The FARs (Federal Aviation Regulations) include a number of parts (think of them as chapters), each dealing with one aspect of flying regulations. You’ll often hear pilots refer to these parts and assume you know what they’re referring to. For example, a “Part 103” aircraft is an ultralight because it is built and flown based on regulations in FAR Part 103. FAR Part 61 contains the rules for obtaining a sport-pilot certificate. You’ll catch on to these references very soon. The FARs start at Part 1 and go to Part 198, but don’t panic; sport pilots fall under only a few parts of the FARs.
Actually, the FARs are part of the U.S. Department of Transportation’s tome: Title 14 of the Code of Federal Regulations.

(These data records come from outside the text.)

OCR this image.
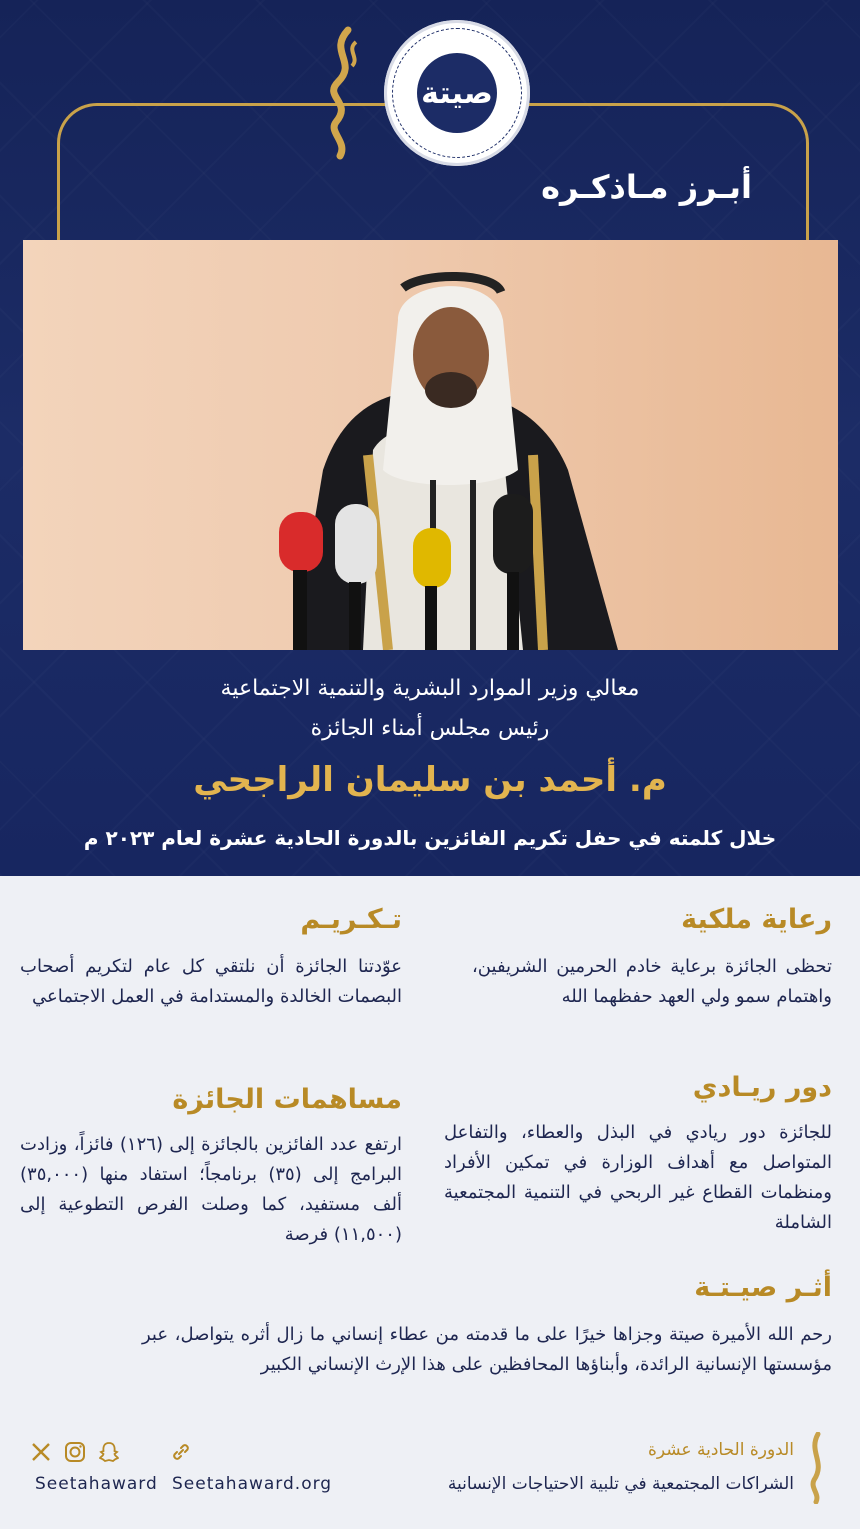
صيتة
أبـرز مـاذكـره
معالي وزير الموارد البشرية والتنمية الاجتماعية
رئيس مجلس أمناء الجائزة
م. أحمد بن سليمان الراجحي
خلال كلمته في حفل تكريم الفائزين بالدورة الحادية عشرة لعام ٢٠٢٣ م
رعاية ملكية
تحظى الجائزة برعاية خادم الحرمين الشريفين، واهتمام سمو ولي العهد حفظهما الله
تـكـريـم
عوّدتنا الجائزة أن نلتقي كل عام لتكريم أصحاب البصمات الخالدة والمستدامة في العمل الاجتماعي
دور ريـادي
للجائزة دور ريادي في البذل والعطاء، والتفاعل المتواصل مع أهداف الوزارة في تمكين الأفراد ومنظمات القطاع غير الربحي في التنمية المجتمعية الشاملة
مساهمات الجائزة
ارتفع عدد الفائزين بالجائزة إلى (١٢٦) فائزاً، وزادت البرامج إلى (٣٥) برنامجاً؛ استفاد منها (٣٥,٠٠٠) ألف مستفيد، كما وصلت الفرص التطوعية إلى (١١,٥٠٠) فرصة
أثـر صيـتـة
رحم الله الأميرة صيتة وجزاها خيرًا على ما قدمته من عطاء إنساني ما زال أثره يتواصل، عبر مؤسستها الإنسانية الرائدة، وأبناؤها المحافظين على هذا الإرث الإنساني الكبير
الدورة الحادية عشرة
الشراكات المجتمعية في تلبية الاحتياجات الإنسانية
Seetahaward Seetahaward.org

To be technically accurate, you will see what we call FAR 61 written in official parlance as “CFR14 Part 61.” I am just going to use the terms pilots use and call all our regulation FARs.
One other valuable FAA document (there are many) is the Aeronautical Information Manual (AIM). AIMs are a more detailed discussion of things important to pilots. The AIMs cover air navigation aids, radar services, airport markings and lighting, airspace categories, air traffic control and procedures, as well as flight safety and medical issues. Authorized republishers of FAA material often combine FAR and AIM into a single, thick (900+ pages) document that covers much of what you need to know about the rules of flying. Think of it as your flying bible.
One of the parts of the FARs that you will refer to most is “Part 61.” It covers airmen (meaning men and women) including the certification of pilots, flight instructors, and ground instructors. As a private pilot you don’t need to know everything that’s in Part 61 because it also covers commercial pilots and instrument ratings, but you will be expected to know the requirements and limitations for the new sport-pilot certificate.
You’ll also refer to Part 91 covering air traffic and general operating rules. This part tells you who flies where, when, and how. That’s important information!
Of course, there are many other parts to the FARs. They regulate how new rules are made (Part 11), aircraft airworthiness standards (Part 23 and others), airspace rules (Part 71), commercial aviation (Parts 119 and 139), flight schools and training centers (Parts 141 and 142), airport operation (Parts 150 and 169), and many more. For your private-pilot knowledge test you should be knowledgeable about those regulations that directly affect private aviation, but you also should be aware of what rules other pilots fly under.
Aviation uses a standard clock, called coordinated universal time (UTC), rather than regional time zones. The clock is in Greenwich, England, outside of London, and aviation clocks all around the world use it as a reference point. For example, the eastern standard time zone in the United States is UTC + 5 hours; 5 P.M. in New York City is 12:00 UTC. UTC is also known as “Zulu time.” Really!